For their part, the indie-rock heavyweights Yo La Tengo steered clear of lesser-known Velvets material in their headlining cover set. Instead, they stuck to the script. After a few tone-setting minutes of rumbling noise and piercing, sculpted feedback, they launched directly into seven straight classics from the band’s iconic “banana” album (i.e. The Velvet Underground & Nico, which was released just a few months after the YMHA performances and recorded immediately beforehand). They wrapped the set with a 20-plus-minute journey through the following year’s epic, epochal “Sister Ray.”  
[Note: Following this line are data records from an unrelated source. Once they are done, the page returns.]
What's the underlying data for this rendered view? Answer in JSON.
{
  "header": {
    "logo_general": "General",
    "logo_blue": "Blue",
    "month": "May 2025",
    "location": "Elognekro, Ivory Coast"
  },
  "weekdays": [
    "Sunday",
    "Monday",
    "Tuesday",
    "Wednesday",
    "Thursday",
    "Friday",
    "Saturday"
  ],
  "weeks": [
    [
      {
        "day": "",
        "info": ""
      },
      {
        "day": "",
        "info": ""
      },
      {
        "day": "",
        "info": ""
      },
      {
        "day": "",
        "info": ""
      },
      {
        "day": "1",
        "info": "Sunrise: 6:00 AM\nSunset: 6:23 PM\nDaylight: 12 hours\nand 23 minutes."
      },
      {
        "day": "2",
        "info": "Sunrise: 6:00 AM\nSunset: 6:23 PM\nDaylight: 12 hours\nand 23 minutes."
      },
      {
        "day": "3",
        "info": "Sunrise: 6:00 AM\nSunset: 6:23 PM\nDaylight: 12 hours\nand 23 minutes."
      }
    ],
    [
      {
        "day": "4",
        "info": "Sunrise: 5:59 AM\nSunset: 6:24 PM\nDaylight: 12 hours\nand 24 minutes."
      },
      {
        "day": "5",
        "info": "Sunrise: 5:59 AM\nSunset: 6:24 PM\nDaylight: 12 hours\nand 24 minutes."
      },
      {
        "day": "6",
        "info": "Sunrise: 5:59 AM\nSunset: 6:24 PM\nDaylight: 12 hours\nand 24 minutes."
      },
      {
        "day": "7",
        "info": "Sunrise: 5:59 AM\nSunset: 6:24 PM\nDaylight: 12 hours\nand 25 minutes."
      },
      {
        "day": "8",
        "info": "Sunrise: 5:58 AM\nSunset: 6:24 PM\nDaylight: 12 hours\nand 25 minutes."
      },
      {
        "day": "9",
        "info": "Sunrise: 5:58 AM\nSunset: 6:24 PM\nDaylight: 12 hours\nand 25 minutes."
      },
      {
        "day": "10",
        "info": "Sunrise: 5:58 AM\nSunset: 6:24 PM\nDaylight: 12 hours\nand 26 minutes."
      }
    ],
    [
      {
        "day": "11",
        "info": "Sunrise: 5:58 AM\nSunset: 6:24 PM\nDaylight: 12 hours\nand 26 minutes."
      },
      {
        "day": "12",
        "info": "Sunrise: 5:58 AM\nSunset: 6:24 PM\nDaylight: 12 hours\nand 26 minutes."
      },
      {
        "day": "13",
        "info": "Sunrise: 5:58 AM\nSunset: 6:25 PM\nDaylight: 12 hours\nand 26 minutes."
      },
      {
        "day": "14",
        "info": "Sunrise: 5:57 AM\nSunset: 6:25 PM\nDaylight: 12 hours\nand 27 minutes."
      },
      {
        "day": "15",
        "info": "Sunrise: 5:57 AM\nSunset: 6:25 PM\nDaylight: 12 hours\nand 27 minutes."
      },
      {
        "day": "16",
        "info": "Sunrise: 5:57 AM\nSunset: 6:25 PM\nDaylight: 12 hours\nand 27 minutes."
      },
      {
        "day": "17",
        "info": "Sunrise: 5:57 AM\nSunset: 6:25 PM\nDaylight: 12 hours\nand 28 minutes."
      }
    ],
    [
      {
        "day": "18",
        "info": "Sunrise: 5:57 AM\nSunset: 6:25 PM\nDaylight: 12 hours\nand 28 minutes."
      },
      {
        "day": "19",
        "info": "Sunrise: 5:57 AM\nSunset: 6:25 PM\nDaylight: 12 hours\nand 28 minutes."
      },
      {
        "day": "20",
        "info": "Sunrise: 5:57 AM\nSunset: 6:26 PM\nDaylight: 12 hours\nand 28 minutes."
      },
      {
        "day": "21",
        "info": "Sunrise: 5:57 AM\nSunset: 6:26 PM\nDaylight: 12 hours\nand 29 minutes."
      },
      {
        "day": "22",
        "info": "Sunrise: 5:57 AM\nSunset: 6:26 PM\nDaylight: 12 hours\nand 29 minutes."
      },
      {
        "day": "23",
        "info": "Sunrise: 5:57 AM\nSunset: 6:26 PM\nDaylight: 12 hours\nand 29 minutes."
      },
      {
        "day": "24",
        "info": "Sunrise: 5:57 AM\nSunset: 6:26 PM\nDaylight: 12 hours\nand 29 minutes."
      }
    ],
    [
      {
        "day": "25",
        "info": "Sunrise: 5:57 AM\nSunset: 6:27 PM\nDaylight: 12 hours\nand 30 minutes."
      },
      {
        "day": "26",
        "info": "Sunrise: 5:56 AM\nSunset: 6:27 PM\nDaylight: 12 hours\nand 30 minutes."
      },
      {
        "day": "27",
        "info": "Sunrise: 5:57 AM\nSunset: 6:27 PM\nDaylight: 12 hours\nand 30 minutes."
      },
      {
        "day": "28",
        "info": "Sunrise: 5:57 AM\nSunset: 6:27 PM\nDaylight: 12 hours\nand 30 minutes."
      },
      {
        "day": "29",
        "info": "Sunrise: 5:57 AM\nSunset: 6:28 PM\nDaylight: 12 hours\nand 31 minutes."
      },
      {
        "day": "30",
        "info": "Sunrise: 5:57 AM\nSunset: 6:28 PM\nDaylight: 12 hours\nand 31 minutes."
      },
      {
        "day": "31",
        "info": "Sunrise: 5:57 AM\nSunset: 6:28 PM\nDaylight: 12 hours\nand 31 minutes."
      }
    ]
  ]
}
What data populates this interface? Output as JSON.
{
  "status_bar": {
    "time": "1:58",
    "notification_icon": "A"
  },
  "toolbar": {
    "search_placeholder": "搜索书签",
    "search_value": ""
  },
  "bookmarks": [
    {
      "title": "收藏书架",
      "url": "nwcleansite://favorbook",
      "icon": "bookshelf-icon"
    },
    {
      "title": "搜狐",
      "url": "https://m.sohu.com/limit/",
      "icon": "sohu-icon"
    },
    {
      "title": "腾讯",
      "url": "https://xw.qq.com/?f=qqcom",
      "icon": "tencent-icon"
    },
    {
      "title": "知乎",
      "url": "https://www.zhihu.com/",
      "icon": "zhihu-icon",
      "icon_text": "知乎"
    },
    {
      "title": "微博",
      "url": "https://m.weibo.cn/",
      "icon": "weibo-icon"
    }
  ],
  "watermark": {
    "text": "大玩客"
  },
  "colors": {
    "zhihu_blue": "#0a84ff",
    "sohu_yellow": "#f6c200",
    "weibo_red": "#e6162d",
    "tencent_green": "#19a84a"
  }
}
With no attempt at a career-spanning overview, no obscurities or other setlist surprises (at least, until their strangely off-the-cuff encore), and virtually no stage banter, Yo La Tengo might have been taking an experiential approach, rather than an intellectual or curatorial one. That is, they were doing their darnedest to approximate what it might have actually sounded (and felt) like to experience the Velvets during their mythic, poorly-documented ’66-’67 ascendancy – even in that room.  

And if that’s your game, there’s no better band than Yo La Tengo to pull it off.  (In particular, it’s hard to imagine anyone who could embody both Nico and Mo Tucker – at the same time, even – as ably as Georgia Hubley.)  

Actually, it seems doubtful that the early Velvets really sounded this good. After all, Yo La has been playing this kind of stuff for over three decades. VU had been playing for less than two years, and I’m pretty sure Lou Reed had nothing on Ira Kaplan when it comes to manic freak-out guitar solos.

What came across most strongly – and what’s easy to lose sight of after decades of familiarity with the band’s recordings – is the utter rawness; the primitive, urgent, simplicity of this music. Following the brief, tender fragility of “Femme Fatale,” the set was pretty much a nonstop onslaught of churning drones, squalling noise and pummeling, hypnotic repetition. No wonder this was scary stuff back then. 

Watched live, and listened to at what one has to assume is historically accurate (i.e. deafening) volume, it’s pretty damn intimidating, even now.